Description
This mansion is one of the most known monuments of the Moscow Modern style. The project of a mansion for Stepan Pavlovich Ryabushinsky (1874–1942), the businessman, the banker and the collector, and Anna Aleksandrovna Ryabushinskaya (Pribylova in girlhood) in the hold on Malaya Nikitskaya street acquired in June 13, 1900 (according to the bill of sale) has been approved in August of the same year. Construction started in March 1901 and by August 1902 built structures appeared on the site. The stone, partly two- and partly three-storyed house with the cellar contained the apartment of the house owner A. A. Ryabushinskaya. The basement floor was comprised of seven rooms and two storerooms, the ground floor contained six rooms, the first floor eight rooms, and on the second floor there was a chapel room. The yard along the gable end and left borders of the hold has been limited by a one-two-storeyed structure with a laundry, the yard cleaner's lodge, a stable, a carriage shed, a garage, a cowshed and apartments of servants.
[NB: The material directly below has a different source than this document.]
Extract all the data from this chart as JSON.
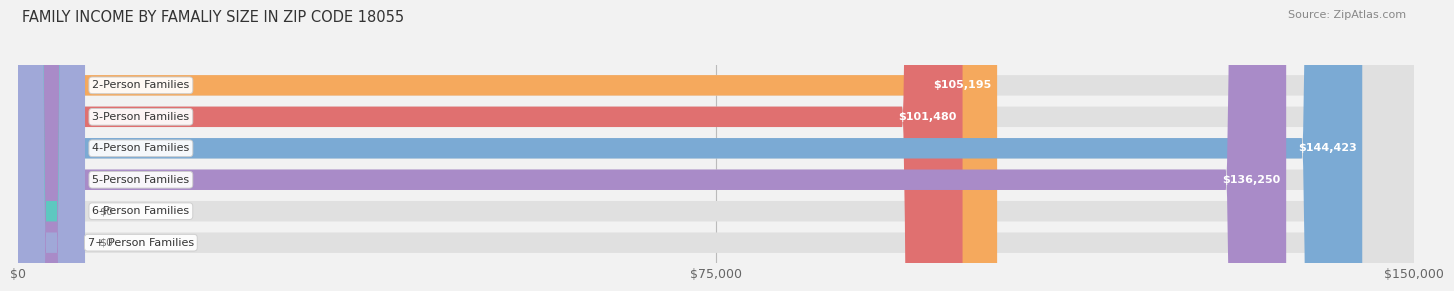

The architecture of the mansion encompasses simplicity of a cubic form, an accurate geometrizm of the planes and clarity of the general composition. The construction principle “from inner to outer”, typical for the architect and worked out in his previous works, has been used in creation of volume of the building. The “all-facadeness” principle is designed for change of dynamics of picture composition and duration of time perception.
The architecture of the mansion encompasses simplicity of a cubic form, an accurate geometrizm of the planes and clarity of the general composition. The construction principle “from inner to outer”, typical for the architect and worked out in his previous works, has been used in creation of volume of the building. The “all-facadeness” principle is designed for change of dynamics of picture composition and duration of time perception.